Master Tailor Carl Adolph Johann Friedrich Rockser, (1816-1884) and his wife, Magdalena, née Trockebrod (1815-1879);

- Master butcher August Johann Friedrich Rockser (1814-1879) and his wife Johanne Friederike Henriette, née Wiegand,

   widowed Dornbluth and their children:

- Anna Laura Rockser (27.6.1884-08.08.1884),

- Ernst Rockser (19.02.1881-01.06.1881),

- Johannes Arthur Max Ludwig Rockser (1814-)

- Adelheid Johanne Caroline Wilhelmine (1841-1878)

- Gottfried Joseph Luis Moritz Hermann Rockser (1846-1909), master butcher and his wife, Reinholde, née Krämer


 - Master tailor Oscar Götze (†1880), a cousin.

 During the construction of today's "Straße des 17. Juni", in 1938, the bones were moved to the present location.

© Ch. Apfel

August Schleicher


* 19.02.1821 in Meiningen

† 06.12.1868 in Jena


His father was the medical officer Johann Gottlieb Schleicher (1793-1864) and his mother his first wife Henriette, née Heym († around 1835).

August grew up in Sonneberg, where he learned the Sonneberg dialect playing with other children.

In the grammar school Casimirianum Coburg he learned Greek, Latin and as a private pupil of the director Arabic, Sanskrit and Chinese.

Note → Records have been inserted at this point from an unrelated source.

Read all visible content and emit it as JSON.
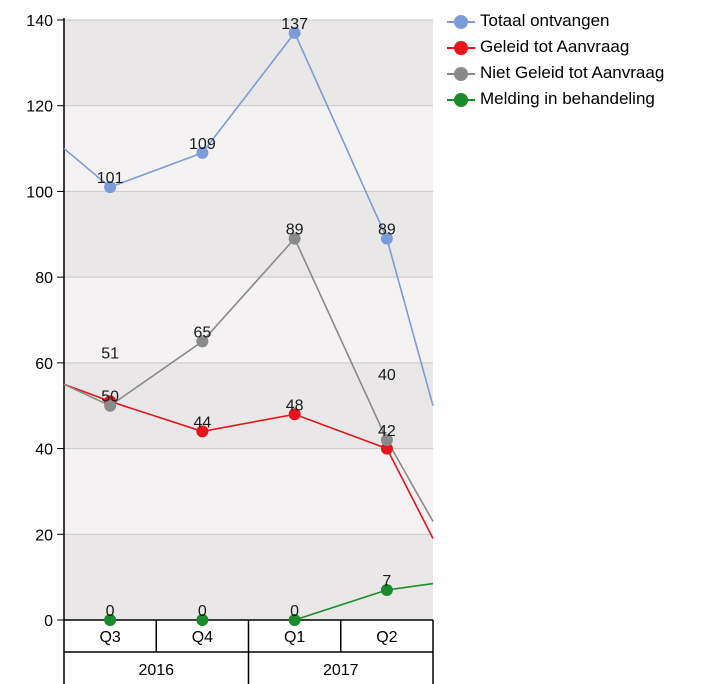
{
  "chart_data": {
    "type": "line",
    "categories": [
      "Q3",
      "Q4",
      "Q1",
      "Q2"
    ],
    "year_groups": [
      {
        "label": "2016",
        "span": 2
      },
      {
        "label": "2017",
        "span": 2
      }
    ],
    "ylim": [
      0,
      140
    ],
    "yticks": [
      0,
      20,
      40,
      60,
      80,
      100,
      120,
      140
    ],
    "grid": true,
    "legend_position": "right",
    "series": [
      {
        "name": "Totaal ontvangen",
        "color": "#7b9bd9",
        "values": [
          101,
          109,
          137,
          89
        ],
        "labels": [
          "101",
          "109",
          "137",
          "89"
        ],
        "lead_in": 110,
        "lead_out": 50
      },
      {
        "name": "Geleid tot Aanvraag",
        "color": "#e8141c",
        "values": [
          51,
          44,
          48,
          40
        ],
        "labels": [
          "",
          "44",
          "48",
          ""
        ],
        "lead_in": 55,
        "lead_out": 19
      },
      {
        "name": "Niet Geleid tot Aanvraag",
        "color": "#8a8a8a",
        "values": [
          50,
          65,
          89,
          42
        ],
        "labels": [
          "50",
          "65",
          "89",
          "42"
        ],
        "lead_in": 55,
        "lead_out": 23
      },
      {
        "name": "Melding in behandeling",
        "color": "#1a8a2a",
        "values": [
          0,
          0,
          0,
          7
        ],
        "labels": [
          "0",
          "0",
          "0",
          "7"
        ],
        "lead_in": null,
        "lead_out": 8.5,
        "draw_from": 2
      }
    ],
    "floating_labels": [
      {
        "text": "51",
        "category_index": 0,
        "y": 61
      },
      {
        "text": "40",
        "category_index": 3,
        "y": 56
      }
    ]
  }
}
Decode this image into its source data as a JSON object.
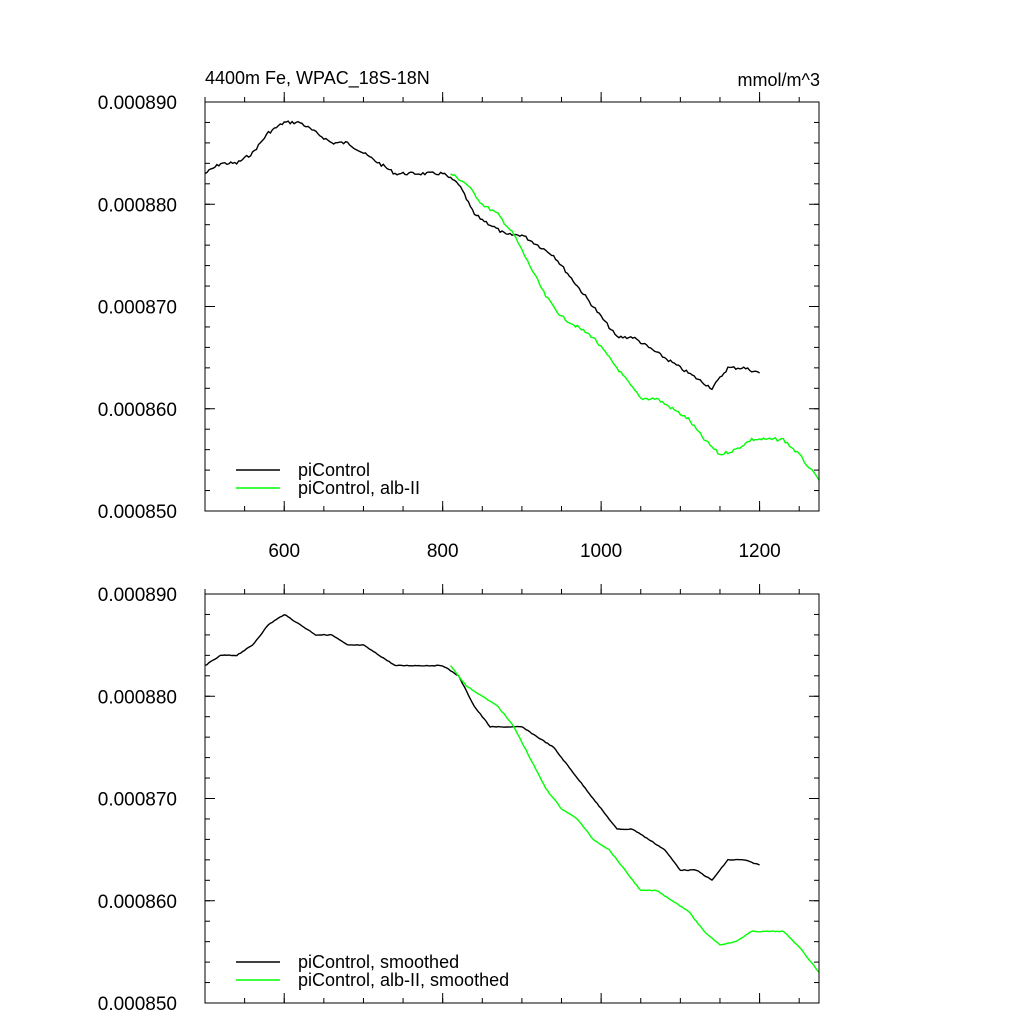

In 1840 he wanted to study theology and oriental languages in Leipzig, but after one semester he changed to Tübingen, but also broke off his studies there and moved to Bonn to devote himself exclusively to linguistics and philosophy. Thus educated in many fields, he had a good basis for his future comparative linguistic studies.

However, he also learned the Polish, Czech and Russian languages. In January 1846 he received his doctorate in Bonn on the writings of the grammarian Varro (116 B.C.-27 B.C.), and in February of the same year he acquired a teaching license for all classes of a grammar school in the classical languages. Since no habilitation thesis was required in Bonn, he gave his inaugural lecture "On the Value of Language Comparison" as early as June 1846. Due to work overload, he had to take a leave of absence until the end of the year.

His student friend, Hereditary Prince Georg von Meinigen, obtained a scholarship of 400 pounds sterling for him and thus enabled Schleicher to continue his studies in Paris, Brussels and Vienna.

From 1850 Schleicher worked for three years in Prague as an associate professor and turned to Slavic languages, especially Lithuanian. Several publications were produced.

In January 1854 he married Fanny Strasburger, a merchant's daughter from Sonneberg, who was six years younger. The marriage produced three children, two sons and a daughter. The firstborn died shortly after birth.

In 1857, through the mediation of Seebeck, August Schleicher received an appointment as a full honorary professor at the University of Jena.

Schleicher was a passionate gymnast, botanist and gardener. He was a close friend of Haeckel.

Completely exhausted, Schleicher succumbed to severe pneumonia at the age of 47 on December 6, 1868.